Quand les Palestiniens jouent au football à Anata, en Cisjordanie, mieux vaut ne pas expédier le ballon au-dessus du mur de séparation israélien qui passe au milieu du stade municipal. Car récupérer la balle est à leurs risques et périls.
ANATA (Cisjordanie) (AFP) - Quand les Palestiniens jouent au football à Anata, en Cisjordanie, mieux vaut ne pas expédier le ballon au-dessus du mur de séparation israélien qui passe au milieu du stade municipal. Car récupérer la balle est à leurs risques et périls.
Avant, pour aller ramasser les ballons perdus, Mourad Obeidi devait ramper dans un tunnel creusé sous la barrière de béton. Aujourd’hui, c’est quasiment impossible, Israël ayant interdit l’accès aux abords du mur.
Les footeux d’Anata, petite ville palestinienne relativement aisée dans la banlieue nord de Jérusalem, ont peur de se faire tirer dessus par les soldats israéliens.
"Ils prétendront que j’étais en train de préparer un attentat", déclare Mourad Obeidi, joueur amateur de 21 ans, qui manie le ballon sur le terrain poussiéreux d’Anata.
"Ils tiraient parfois des grenades lacrymogènes quand on était à l’intérieur du tunnel, mais d’autres fois, on réussissait à ramener le ballon. Maintenant c’est impossible", raconte-t-il.
Comme beaucoup d’habitants d’Anata, Obeidi a une carte de résident de Jérusalem, toute proche, mais depuis la construction de la barrière controversée, il s’est retrouvé du mauvais côté, en Cisjordanie occupée, et donc isolé de la Ville sainte.
Là serpente l’impressionnant mur de ciment, haut de huit mètres, qui vise à protéger Israël des attaques. Les Palestiniens l’appellent le "mur de l’apartheid".
L’édification de la clôture de sécurité a commencé en 2002, en pleine intifada (soulèvement), alors qu’Israël faisait face à une vague d’attentats palestiniens sanglants. A ce jour, 413 des 709 km prévus ont été érigés.
Elle empiète sur la Cisjordanie et rend problématique la création d’un Etat palestinien viable.
Dans un avis rendu le 9 juillet 2004, la Cour internationale de justice (CIJ) a jugé illégale la construction de cette barrière et exigé son démantèlement, tout comme l’a fait ensuite l’Assemblée générale de l’ONU.

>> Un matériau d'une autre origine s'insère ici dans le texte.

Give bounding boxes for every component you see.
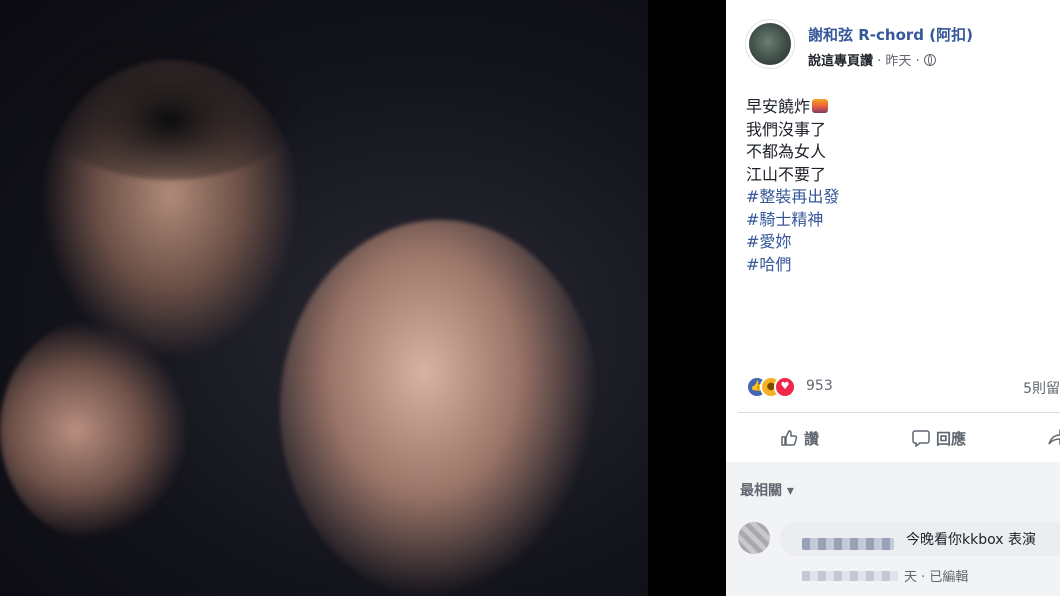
hashtag-link[interactable]: #愛妳 [746,231,839,254]
comment-sort-dropdown[interactable]: 最相關 ▾ [740,480,794,500]
photo-viewer-gap [648,0,726,596]
sunrise-emoji-icon [812,99,829,113]
page-name-link[interactable]: 謝和弦 R-chord (阿扣) [808,24,973,45]
photo-figure-right [280,220,600,596]
comment-button[interactable]: 回應 [912,428,966,449]
globe-icon [923,54,936,66]
commenter-avatar[interactable] [738,522,770,554]
love-reaction-icon: ♥ [774,376,796,398]
comments-section: 最相關 ▾ 今晚看你kkbox 表演 天 · 已編輯 [726,462,1060,596]
commenter-name-redacted[interactable] [802,538,894,550]
photo-hair-left [40,30,300,180]
like-page-link[interactable]: 說這專頁讚 [808,54,873,69]
post-photo[interactable] [0,0,648,596]
page-avatar[interactable] [746,20,794,68]
comment-text: 今晚看你kkbox 表演 [906,532,1036,548]
post-header: 謝和弦 R-chord (阿扣) 說這專頁讚 · 昨天 · [746,20,1060,70]
post-sidebar: 謝和弦 R-chord (阿扣) 說這專頁讚 · 昨天 · 早安饒炸 我們沒事了… [726,0,1060,596]
comment-time-edited: 天 · 已編輯 [904,570,969,585]
reaction-count: 953 [806,378,833,394]
post-line: 不都為女人 [746,142,827,161]
thumbs-up-icon [781,430,798,446]
post-line: 早安饒炸 [746,96,839,119]
divider [738,412,1060,413]
comment-meta: 天 · 已編輯 [802,566,968,585]
comment-actions-redacted[interactable] [802,571,898,581]
meta-separator: · [911,54,924,69]
comment-button-label: 回應 [936,430,967,448]
hashtag-link[interactable]: #哈們 [746,254,839,277]
like-button-label: 讚 [804,430,820,448]
post-meta: 說這專頁讚 · 昨天 · [808,50,936,69]
share-icon [1048,428,1060,446]
comments-count-link[interactable]: 5則留 [1023,378,1060,398]
post-timestamp[interactable]: 昨天 [885,54,911,69]
comment-icon [912,430,930,447]
comment-bubble: 今晚看你kkbox 表演 [780,522,1060,556]
meta-separator: · [873,54,886,69]
post-line: 江山不要了 [746,164,827,184]
hashtag-link[interactable]: #整裝再出發 [746,186,839,209]
post-line: 我們沒事了 [746,119,827,139]
post-actions: 讚 回應 [726,420,1060,460]
caret-down-icon: ▾ [786,483,794,499]
hashtag-link[interactable]: #騎士精神 [746,209,839,232]
post-text: 早安饒炸 我們沒事了 不都為女人 江山不要了 #整裝再出發 #騎士精神 #愛妳 … [746,96,839,276]
photo-hand-left [0,320,190,540]
share-button[interactable] [1048,428,1060,447]
like-button[interactable]: 讚 [780,428,819,449]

Israël n’a pas tenu compte de ces demandes.
A Anata, le mur a amputé la moitié du stade de foot et Moussa Khalil, l’entraîneur du club local, veille à ce que ses joueurs ne frappent pas le cuir trop haut.
"Comme le stade est coupé en deux, on se sert de la moitié de terrain qui nous reste", explique-t-il à l’AFP.
Depuis un an et demi, son club a perdu des dizaines de balles. Le bilan du dernier tournoi local, le mois dernier, est particulièrement élevé : 15 ballons se sont accidentellement envolés de l’autre côté.
Cette zone d’Anata limitrophe du mur avait été rebaptisée le "Quartier de la Paix" en 1993, après les accords de paix d’Oslo.
"Nous l’avons appelé le +Quartier de la Paix+ parce que nous pensions que la paix était à portée de main", se souvient Moussa Al-Qasrawi, 58 ans, animateur de quartier.
"Nous n’avons pas eu la paix, nous avons eu un mur", dit-il amèrement.
M. Qasrawi, qui n’a pas le précieux sésame de résident de Jérusalem - seulement une carte d’identité de Cisjordanie - n’est pas autorisé par les autorités israéliennes à aller dans la ville sainte.
Aujourd’hui, les habitants du "Quartier de la Paix" peuvent entendre le vrombissement des tractopelles affairés à agrandir, juste de l’autre côté de la barrière, l’implantation juive de Pisgat Zeev.